Tuesday, January 25, 2011

Is it not time to end the schism?

"Is Christ divided?" (1 Corinthians 1:13).

Today concludes the Week of Prayer for Christian Unity which runs from the feast of the Confession of St Peter (or "Chair of Peter") to the Conversion of St Paul. The octave of prayer began in the early 1900s with Franciscans in the Episcopal Church, the Society of the Atonement, who were searching for reconciliation with the See of Peter. They were reconciled in 1909.

This week, I was reflecting on the sermon series I gave over the course of last summer based on the catechism of the Prayer Book. If I were to one day become a Western-rite Orthodox priest or an Anglican-use Roman Catholic priest and want to pull this series out of my old files and deliver it again, I don't believe I would need to change a word of it (at least as far as statements of doctrine go).

I only mention it to point out how close we have come to Christian unity and yet how far away it still seems to be. We have overcome so many obstacles, and yet come up with new ones at the same time. God help his foolish people!

Is Christ divided? No. The truth is rather more bleak--we are divided from Christ. The timing of the octave of prayer reminds that unity is to be found when we return to the confession of Jesus as Lord and pursue unity with the continual conversion that knocked St Paul off his horse. It is time for us in the West to labor diligently to end our 450 year schism and for our eastern brethren to end their 1,000 year schism. We cannot do it on our own, but God will not bring it about if we harden our hearts to his will.
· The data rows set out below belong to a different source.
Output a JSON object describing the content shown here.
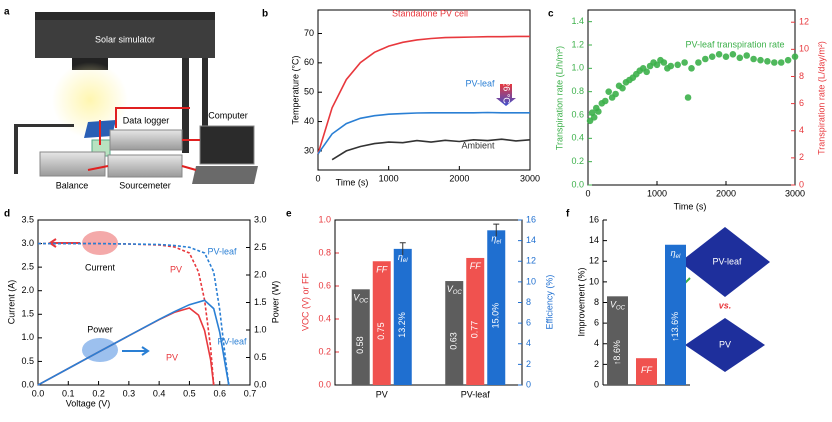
{
  "panel_labels": [
    "a",
    "b",
    "c",
    "d",
    "e",
    "f"
  ],
  "schematic": {
    "labels": [
      "Solar simulator",
      "Data logger",
      "Computer",
      "Balance",
      "Sourcemeter"
    ]
  },
  "chart_data": [
    {
      "type": "line",
      "xlabel": "Time (s)",
      "ylabel": "Temperature (°C)",
      "x": [
        0,
        200,
        400,
        600,
        800,
        1000,
        1200,
        1400,
        1600,
        1800,
        2000,
        2200,
        2400,
        2600,
        2800,
        3000
      ],
      "xlim": [
        0,
        3000
      ],
      "xticks": [
        0,
        1000,
        2000,
        3000
      ],
      "ylim": [
        23.5,
        78
      ],
      "yticks": [
        30,
        40,
        50,
        60,
        70
      ],
      "series": [
        {
          "name": "Standalone PV cell",
          "color": "#e8383d",
          "values": [
            29,
            44.7,
            54.3,
            60.1,
            63.6,
            65.7,
            67.0,
            67.8,
            68.3,
            68.6,
            68.7,
            68.8,
            68.9,
            68.9,
            69,
            69
          ]
        },
        {
          "name": "PV-leaf",
          "color": "#2a7fd4",
          "values": [
            29,
            35.8,
            39.3,
            41.1,
            42.0,
            42.5,
            42.7,
            42.9,
            43,
            43,
            43,
            43,
            43.1,
            43,
            43,
            43
          ]
        },
        {
          "name": "Ambient",
          "color": "#333333",
          "values": [
            null,
            27,
            30,
            31.5,
            32.5,
            33,
            32.8,
            33.5,
            33,
            33.6,
            33.2,
            33.8,
            33.5,
            34,
            33.4,
            33.8
          ]
        }
      ],
      "annotation": "-26 °C"
    },
    {
      "type": "scatter",
      "xlabel": "Time (s)",
      "ylabel": "Transpiration rate (L/h/m²)",
      "y2label": "Transpiration rate (L/day/m²)",
      "ycolor": "#3cb04a",
      "y2color": "#e8383d",
      "xlim": [
        0,
        3000
      ],
      "xticks": [
        0,
        1000,
        2000,
        3000
      ],
      "ylim": [
        0,
        1.5
      ],
      "yticks": [
        {
          "value": 0,
          "label": "0.0"
        },
        0.2,
        0.4,
        0.6,
        0.8,
        {
          "value": 1,
          "label": "1.0"
        },
        1.2,
        1.4
      ],
      "y2lim": [
        0,
        12.9
      ],
      "y2ticks": [
        0,
        2,
        4,
        6,
        8,
        10,
        12
      ],
      "x": [
        30,
        60,
        90,
        120,
        150,
        200,
        250,
        300,
        350,
        400,
        450,
        500,
        550,
        600,
        650,
        700,
        750,
        800,
        850,
        900,
        950,
        1000,
        1050,
        1100,
        1150,
        1200,
        1300,
        1400,
        1450,
        1500,
        1600,
        1700,
        1800,
        1900,
        2000,
        2100,
        2200,
        2300,
        2400,
        2500,
        2600,
        2700,
        2800,
        2900,
        3000
      ],
      "series": [
        {
          "name": "PV-leaf transpiration rate",
          "color": "#3cb04a",
          "values": [
            0.55,
            0.62,
            0.58,
            0.66,
            0.63,
            0.7,
            0.72,
            0.8,
            0.75,
            0.78,
            0.85,
            0.83,
            0.88,
            0.9,
            0.92,
            0.95,
            0.98,
            1.0,
            0.97,
            1.02,
            1.05,
            1.03,
            1.07,
            1.05,
            1.0,
            1.02,
            1.03,
            1.05,
            0.75,
            1.0,
            1.05,
            1.08,
            1.1,
            1.12,
            1.1,
            1.12,
            1.09,
            1.11,
            1.08,
            1.07,
            1.06,
            1.05,
            1.05,
            1.07,
            1.1
          ]
        }
      ]
    },
    {
      "type": "line",
      "xlabel": "Voltage (V)",
      "ylabel": "Current (A)",
      "y2label": "Power (W)",
      "xlim": [
        0,
        0.7
      ],
      "xticks": [
        {
          "value": 0,
          "label": "0.0"
        },
        0.1,
        0.2,
        0.3,
        0.4,
        0.5,
        0.6,
        0.7
      ],
      "ylim": [
        0,
        3.5
      ],
      "yticks": [
        {
          "value": 0,
          "label": "0.0"
        },
        0.5,
        {
          "value": 1,
          "label": "1.0"
        },
        1.5,
        {
          "value": 2,
          "label": "2.0"
        },
        2.5,
        {
          "value": 3,
          "label": "3.0"
        },
        3.5
      ],
      "y2lim": [
        0,
        3
      ],
      "y2ticks": [
        {
          "value": 0,
          "label": "0.0"
        },
        0.5,
        {
          "value": 1,
          "label": "1.0"
        },
        1.5,
        {
          "value": 2,
          "label": "2.0"
        },
        2.5,
        {
          "value": 3,
          "label": "3.0"
        }
      ],
      "groups": [
        "Current",
        "Power"
      ],
      "series": [
        {
          "name": "PV",
          "color": "#e8383d",
          "dashed": true,
          "x": [
            0,
            0.1,
            0.2,
            0.3,
            0.4,
            0.45,
            0.5,
            0.53,
            0.55,
            0.57,
            0.58
          ],
          "values": [
            3.0,
            3.0,
            3.0,
            2.99,
            2.97,
            2.93,
            2.8,
            2.4,
            1.8,
            0.8,
            0
          ]
        },
        {
          "name": "PV-leaf",
          "color": "#2a7fd4",
          "dashed": true,
          "x": [
            0,
            0.1,
            0.2,
            0.3,
            0.4,
            0.45,
            0.5,
            0.55,
            0.58,
            0.6,
            0.62,
            0.63
          ],
          "values": [
            3.0,
            3.0,
            3.0,
            2.99,
            2.98,
            2.96,
            2.92,
            2.8,
            2.4,
            1.6,
            0.5,
            0
          ]
        },
        {
          "name": "PV",
          "color": "#e8383d",
          "axis": "y2",
          "x": [
            0,
            0.1,
            0.2,
            0.3,
            0.4,
            0.45,
            0.5,
            0.53,
            0.55,
            0.57,
            0.58
          ],
          "values": [
            0,
            0.3,
            0.6,
            0.897,
            1.188,
            1.32,
            1.4,
            1.27,
            0.99,
            0.46,
            0
          ]
        },
        {
          "name": "PV-leaf",
          "color": "#2a7fd4",
          "axis": "y2",
          "x": [
            0,
            0.1,
            0.2,
            0.3,
            0.4,
            0.45,
            0.5,
            0.55,
            0.58,
            0.6,
            0.62,
            0.63
          ],
          "values": [
            0,
            0.3,
            0.6,
            0.897,
            1.192,
            1.332,
            1.46,
            1.54,
            1.39,
            0.96,
            0.31,
            0
          ]
        }
      ]
    },
    {
      "type": "bar",
      "ylabel": "VOC (V) or FF",
      "y2label": "Efficiency (%)",
      "ycolor": "#e8383d",
      "y2color": "#1f6fd0",
      "categories": [
        "PV",
        "PV-leaf"
      ],
      "ylim": [
        0,
        1
      ],
      "yticks": [
        {
          "value": 0,
          "label": "0.0"
        },
        0.2,
        0.4,
        0.6,
        0.8,
        {
          "value": 1,
          "label": "1.0"
        }
      ],
      "y2lim": [
        0,
        16
      ],
      "y2ticks": [
        0,
        2,
        4,
        6,
        8,
        10,
        12,
        14,
        16
      ],
      "series": [
        {
          "name": "V",
          "sub": "OC",
          "color": "#5d5d5d",
          "values": [
            0.58,
            0.63
          ],
          "value_labels": [
            "0.58",
            "0.63"
          ]
        },
        {
          "name": "FF",
          "color": "#f0524f",
          "values": [
            0.75,
            0.77
          ],
          "value_labels": [
            "0.75",
            "0.77"
          ]
        },
        {
          "name": "η",
          "sub": "el",
          "color": "#1f6fd0",
          "axis": "y2",
          "values": [
            13.2,
            15.0
          ],
          "errors": [
            0.6,
            0.6
          ],
          "value_labels": [
            "13.2%",
            "15.0%"
          ]
        }
      ]
    },
    {
      "type": "bar",
      "ylabel": "Improvement (%)",
      "categories": [
        "V",
        "FF",
        "η"
      ],
      "category_subs": [
        "OC",
        null,
        "el"
      ],
      "colors": [
        "#5d5d5d",
        "#f0524f",
        "#1f6fd0"
      ],
      "values": [
        8.6,
        2.6,
        13.6
      ],
      "value_labels": [
        "↑8.6%",
        null,
        "↑13.6%"
      ],
      "ylim": [
        0,
        16
      ],
      "yticks": [
        0,
        2,
        4,
        6,
        8,
        10,
        12,
        14,
        16
      ],
      "annotations": [
        "PV-leaf",
        "vs.",
        "PV"
      ]
    }
  ]
}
Let us continue to pray for God's grace to accomplish his will.

"Listen to me, you who pursue righteousness, you who seek the LORD: look to the rock from which you were hewn" (Isaiah 51:1).

A Prayer for the Unity of the Church
O God the Father of our Lord Jesus Christ, our only Savior, the Prince of Peace: Give us grace seriously to lay to heart the great dangers we are in by our unhappy divisions; take away all hatred and prejudice, and whatever else may hinder us from godly union and concord; that, as there is but one Body and one Spirit, one hope of our calling, one Lord, one Faith, one Baptism, one God and Father of us all, so we may be all of one heart and of one soul, united in one holy bond of truth and peace, of faith and charity, and may with one mind and one mouth glorify thee; through Jesus Christ our Lord. Amen.


Anonymous said...

The Orthodox Catholic Church is not in "their schism".

Anastasia Theodoridis said...

Reconciliation is a two-way process. It isn't up to just one of the parties, as your wording implies.